The museum, called the Royal Museum for Central Africa (RMCA) and full of objects and stuffed wildlife, was often criticised for ignoring the brutalities of King Leopold II’s fiefdom, whose troops collected the hands of those who resisted slave labour at a time when millions of Congolese people are estimated to have died.
Many of the artefacts remain, but there is more commentary from African people on video screens, displays by Congolese artists, one including a 120-member family tree, in a bid to centralise Africans rather than Europeans.
Colonial history is now concentrated in one gallery, rather than dominating the whole museum as it ded before the modernisation. Located in Tervuren, just outside Brussels, it also deals with current issues facing the Democratic Republic of Congo (DRC) and its diaspora.
“We also assume our responsibility that for more than 60 years, we’ve diffused, we’ve disseminated an image of a superior, Western way of thinking to African cultures,” said museum director Guido Gryseels.
In the large rotunda, a statue remains of a European missionary with an African boy clutching his robes with a plaque that reads: “Belgium brings civilisation to Congo”. But now the room is dominated by a giant wooden sculpture of an African man’s head, sculptured by an artist born in DRC.
Many Belgians remain ignorant of their country’s harsh rule in what is now Democratic Republic of Congo (DRC) in the late 19th century, even though Belgium’s colonial past made the small European country one of the world’s most successful trading economies.
The €66 million renovation to the Africa museum, set in a palatial, neoclassical building in a landscaped park just outside the capital, hopes to confront Belgians with their colonial past.

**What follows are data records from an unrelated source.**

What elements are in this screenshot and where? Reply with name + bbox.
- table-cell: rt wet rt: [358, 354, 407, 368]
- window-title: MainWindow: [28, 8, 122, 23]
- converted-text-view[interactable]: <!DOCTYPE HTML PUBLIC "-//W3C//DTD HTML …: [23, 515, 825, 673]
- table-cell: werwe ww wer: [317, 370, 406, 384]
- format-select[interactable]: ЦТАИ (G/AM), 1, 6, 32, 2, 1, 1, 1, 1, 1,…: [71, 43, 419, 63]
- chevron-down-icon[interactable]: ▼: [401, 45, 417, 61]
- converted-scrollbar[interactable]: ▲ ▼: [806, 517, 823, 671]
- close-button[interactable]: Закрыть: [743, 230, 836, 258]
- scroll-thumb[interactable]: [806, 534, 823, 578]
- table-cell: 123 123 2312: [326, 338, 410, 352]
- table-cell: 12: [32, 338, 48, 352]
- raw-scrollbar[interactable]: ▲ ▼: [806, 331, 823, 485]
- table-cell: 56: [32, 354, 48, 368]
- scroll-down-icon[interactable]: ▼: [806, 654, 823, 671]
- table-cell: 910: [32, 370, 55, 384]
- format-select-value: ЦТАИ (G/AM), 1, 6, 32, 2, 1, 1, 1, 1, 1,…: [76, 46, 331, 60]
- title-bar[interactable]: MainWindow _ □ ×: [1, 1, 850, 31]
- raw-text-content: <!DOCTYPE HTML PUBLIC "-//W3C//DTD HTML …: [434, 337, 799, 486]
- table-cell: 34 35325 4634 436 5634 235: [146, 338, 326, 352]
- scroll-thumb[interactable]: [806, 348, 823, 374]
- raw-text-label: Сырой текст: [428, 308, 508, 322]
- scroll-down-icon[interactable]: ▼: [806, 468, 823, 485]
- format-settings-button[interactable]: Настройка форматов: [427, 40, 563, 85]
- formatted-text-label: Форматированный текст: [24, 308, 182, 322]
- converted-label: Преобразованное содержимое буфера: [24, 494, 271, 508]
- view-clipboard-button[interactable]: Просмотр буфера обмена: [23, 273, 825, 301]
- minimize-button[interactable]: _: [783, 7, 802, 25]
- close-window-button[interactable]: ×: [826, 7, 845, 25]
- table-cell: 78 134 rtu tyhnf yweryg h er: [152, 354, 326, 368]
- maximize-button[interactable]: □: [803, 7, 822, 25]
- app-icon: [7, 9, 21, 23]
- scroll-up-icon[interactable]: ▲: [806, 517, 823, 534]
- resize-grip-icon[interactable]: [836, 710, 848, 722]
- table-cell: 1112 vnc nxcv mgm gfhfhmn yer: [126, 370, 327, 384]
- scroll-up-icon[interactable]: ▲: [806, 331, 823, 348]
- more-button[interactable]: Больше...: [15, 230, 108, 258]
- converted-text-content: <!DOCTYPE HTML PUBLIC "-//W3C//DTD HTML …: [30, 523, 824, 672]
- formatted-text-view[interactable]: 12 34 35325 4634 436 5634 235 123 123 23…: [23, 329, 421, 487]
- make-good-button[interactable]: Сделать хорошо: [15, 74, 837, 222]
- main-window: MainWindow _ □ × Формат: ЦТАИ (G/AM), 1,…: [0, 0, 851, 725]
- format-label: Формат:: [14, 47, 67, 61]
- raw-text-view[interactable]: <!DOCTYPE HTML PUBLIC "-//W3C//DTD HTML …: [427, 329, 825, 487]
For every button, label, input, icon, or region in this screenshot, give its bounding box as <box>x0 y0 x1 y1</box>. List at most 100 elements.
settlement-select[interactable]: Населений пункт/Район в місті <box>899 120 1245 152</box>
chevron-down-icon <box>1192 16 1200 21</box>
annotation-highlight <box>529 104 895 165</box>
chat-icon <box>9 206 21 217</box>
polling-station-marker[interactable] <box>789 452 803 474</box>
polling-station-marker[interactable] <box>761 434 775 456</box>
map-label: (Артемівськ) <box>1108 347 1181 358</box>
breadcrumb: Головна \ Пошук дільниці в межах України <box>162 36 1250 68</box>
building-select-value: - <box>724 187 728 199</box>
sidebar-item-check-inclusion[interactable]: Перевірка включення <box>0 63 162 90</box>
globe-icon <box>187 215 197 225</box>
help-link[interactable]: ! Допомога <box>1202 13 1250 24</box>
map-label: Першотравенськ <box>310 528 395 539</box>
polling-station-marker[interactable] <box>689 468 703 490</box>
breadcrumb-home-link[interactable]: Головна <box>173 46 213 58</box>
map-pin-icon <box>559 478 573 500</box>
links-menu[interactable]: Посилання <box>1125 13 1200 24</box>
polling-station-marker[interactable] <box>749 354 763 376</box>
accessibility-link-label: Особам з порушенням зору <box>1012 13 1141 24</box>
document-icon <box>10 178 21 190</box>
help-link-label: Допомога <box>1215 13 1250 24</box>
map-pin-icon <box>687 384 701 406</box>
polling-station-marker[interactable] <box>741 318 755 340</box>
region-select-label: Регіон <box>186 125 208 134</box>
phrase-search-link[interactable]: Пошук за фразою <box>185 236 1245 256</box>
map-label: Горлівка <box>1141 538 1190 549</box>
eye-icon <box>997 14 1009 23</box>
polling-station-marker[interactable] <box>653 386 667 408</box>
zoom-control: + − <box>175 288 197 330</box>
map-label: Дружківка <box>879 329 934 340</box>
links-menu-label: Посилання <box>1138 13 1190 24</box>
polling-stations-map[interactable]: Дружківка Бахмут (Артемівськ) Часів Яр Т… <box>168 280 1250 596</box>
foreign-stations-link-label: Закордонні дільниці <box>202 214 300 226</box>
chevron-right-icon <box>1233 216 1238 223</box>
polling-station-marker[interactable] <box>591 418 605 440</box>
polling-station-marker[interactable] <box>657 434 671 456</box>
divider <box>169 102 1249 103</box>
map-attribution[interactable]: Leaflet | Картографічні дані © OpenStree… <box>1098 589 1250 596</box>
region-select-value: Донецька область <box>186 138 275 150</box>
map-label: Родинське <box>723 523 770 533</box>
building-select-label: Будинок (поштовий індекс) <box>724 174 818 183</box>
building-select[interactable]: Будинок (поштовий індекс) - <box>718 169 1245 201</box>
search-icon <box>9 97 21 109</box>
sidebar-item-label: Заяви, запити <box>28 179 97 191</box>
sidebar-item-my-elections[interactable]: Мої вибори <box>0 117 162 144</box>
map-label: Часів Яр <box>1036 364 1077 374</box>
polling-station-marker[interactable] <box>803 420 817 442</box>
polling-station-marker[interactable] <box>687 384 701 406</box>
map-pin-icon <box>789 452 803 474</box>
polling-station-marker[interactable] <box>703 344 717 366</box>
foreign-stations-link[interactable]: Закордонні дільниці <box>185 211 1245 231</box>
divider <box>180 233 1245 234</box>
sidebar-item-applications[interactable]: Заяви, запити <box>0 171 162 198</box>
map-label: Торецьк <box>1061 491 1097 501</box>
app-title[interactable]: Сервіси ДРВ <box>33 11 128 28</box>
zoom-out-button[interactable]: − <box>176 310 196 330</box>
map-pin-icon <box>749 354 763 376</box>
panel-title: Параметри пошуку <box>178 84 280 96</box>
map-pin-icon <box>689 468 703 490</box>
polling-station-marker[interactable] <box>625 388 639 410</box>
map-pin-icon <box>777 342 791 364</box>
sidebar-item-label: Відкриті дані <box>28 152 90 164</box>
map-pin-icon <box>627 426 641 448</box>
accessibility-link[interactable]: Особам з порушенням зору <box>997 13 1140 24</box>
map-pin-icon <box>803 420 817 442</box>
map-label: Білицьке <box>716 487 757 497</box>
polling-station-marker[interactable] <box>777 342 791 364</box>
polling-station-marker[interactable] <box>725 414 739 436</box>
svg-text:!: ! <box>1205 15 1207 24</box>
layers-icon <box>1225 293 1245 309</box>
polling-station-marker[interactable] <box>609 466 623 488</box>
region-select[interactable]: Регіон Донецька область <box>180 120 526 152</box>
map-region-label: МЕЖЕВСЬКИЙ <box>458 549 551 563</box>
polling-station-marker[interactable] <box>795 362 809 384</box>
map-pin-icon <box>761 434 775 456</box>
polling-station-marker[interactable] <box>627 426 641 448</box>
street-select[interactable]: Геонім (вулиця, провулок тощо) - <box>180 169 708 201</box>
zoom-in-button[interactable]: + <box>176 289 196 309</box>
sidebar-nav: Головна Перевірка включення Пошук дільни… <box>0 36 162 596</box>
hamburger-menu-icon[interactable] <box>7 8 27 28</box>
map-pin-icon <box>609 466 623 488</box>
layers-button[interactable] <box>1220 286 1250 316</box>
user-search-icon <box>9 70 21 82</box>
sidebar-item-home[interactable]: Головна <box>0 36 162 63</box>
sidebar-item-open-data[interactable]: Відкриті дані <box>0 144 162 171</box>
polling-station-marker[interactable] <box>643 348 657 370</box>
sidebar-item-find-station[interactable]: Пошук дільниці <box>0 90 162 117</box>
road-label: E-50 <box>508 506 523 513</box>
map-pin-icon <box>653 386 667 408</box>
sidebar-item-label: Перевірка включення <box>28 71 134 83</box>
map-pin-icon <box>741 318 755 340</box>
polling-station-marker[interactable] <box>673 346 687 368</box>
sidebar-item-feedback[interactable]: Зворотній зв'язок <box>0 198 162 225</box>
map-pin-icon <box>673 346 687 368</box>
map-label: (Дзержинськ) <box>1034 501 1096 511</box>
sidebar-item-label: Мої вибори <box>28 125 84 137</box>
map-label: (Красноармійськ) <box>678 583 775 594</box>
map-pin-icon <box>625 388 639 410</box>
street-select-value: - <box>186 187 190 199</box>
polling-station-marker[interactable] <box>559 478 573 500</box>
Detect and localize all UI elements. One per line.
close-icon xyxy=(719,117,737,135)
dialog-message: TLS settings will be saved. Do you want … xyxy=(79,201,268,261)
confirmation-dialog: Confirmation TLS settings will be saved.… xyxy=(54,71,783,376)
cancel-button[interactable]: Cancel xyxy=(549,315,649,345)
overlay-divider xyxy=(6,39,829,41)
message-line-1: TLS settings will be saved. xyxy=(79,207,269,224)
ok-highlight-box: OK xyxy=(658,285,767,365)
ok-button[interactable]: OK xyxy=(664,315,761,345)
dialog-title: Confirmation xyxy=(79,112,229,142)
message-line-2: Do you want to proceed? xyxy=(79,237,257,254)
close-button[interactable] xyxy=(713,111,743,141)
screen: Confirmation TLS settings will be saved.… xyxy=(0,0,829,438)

DRC demands the return of artefacts
But activists says that by containing stolen artefacts it represents a continuation of colonialism. “There is no decolonisation without restitution,” said Mireille-Tsheusi Robert, who was born in the DRC before moving to Belgium, where she authored a book on racism.
DRC has announced that the country will soon demand the restitution of its artefacts. “The request for restitution will obviously be on the table,” said President Joseph Kabila in an interview with Belgian newspaper Le Soir, published on Friday.
“We are waiting for the end of the works and the opening of our own museum. One month before the end of the work, which is scheduled for the month of June, there will be an official request [for restitution],” he added.
The debate about whether colonial-era art should be returned home has intensified after French President Emmanuel Macron promised to return some African art to its countries, of which 85 to 90 percent is located outside the continent. Germany also published guidelines for considering repatriation this year.
Congolese died of influenza while exhibited in a human zoo
In Belgium, where around 250.000 people of African descent (mostly Congolese) live, the debate has grown stronger in recent weeks in the wake of RMCA’s reopening. Gryseels said the museum was open to returning some artefacts.
Belgium’s King Philippe had been expected to attend the museum’s inauguration on Saturday, but declined due to the controversy.
Another contentious issue involves seven Congolese who died of influenza when they were “imported” for exhibition in a human zoo, a practice that continued until DRC’s independence in 1960. A plaque was put up at the location of the human zoo, where the RMCA has since been built, while a new exhibit in the museum casts the shadows of names of Congolese people who died in Belgium over those of Belgians that perished in Africa.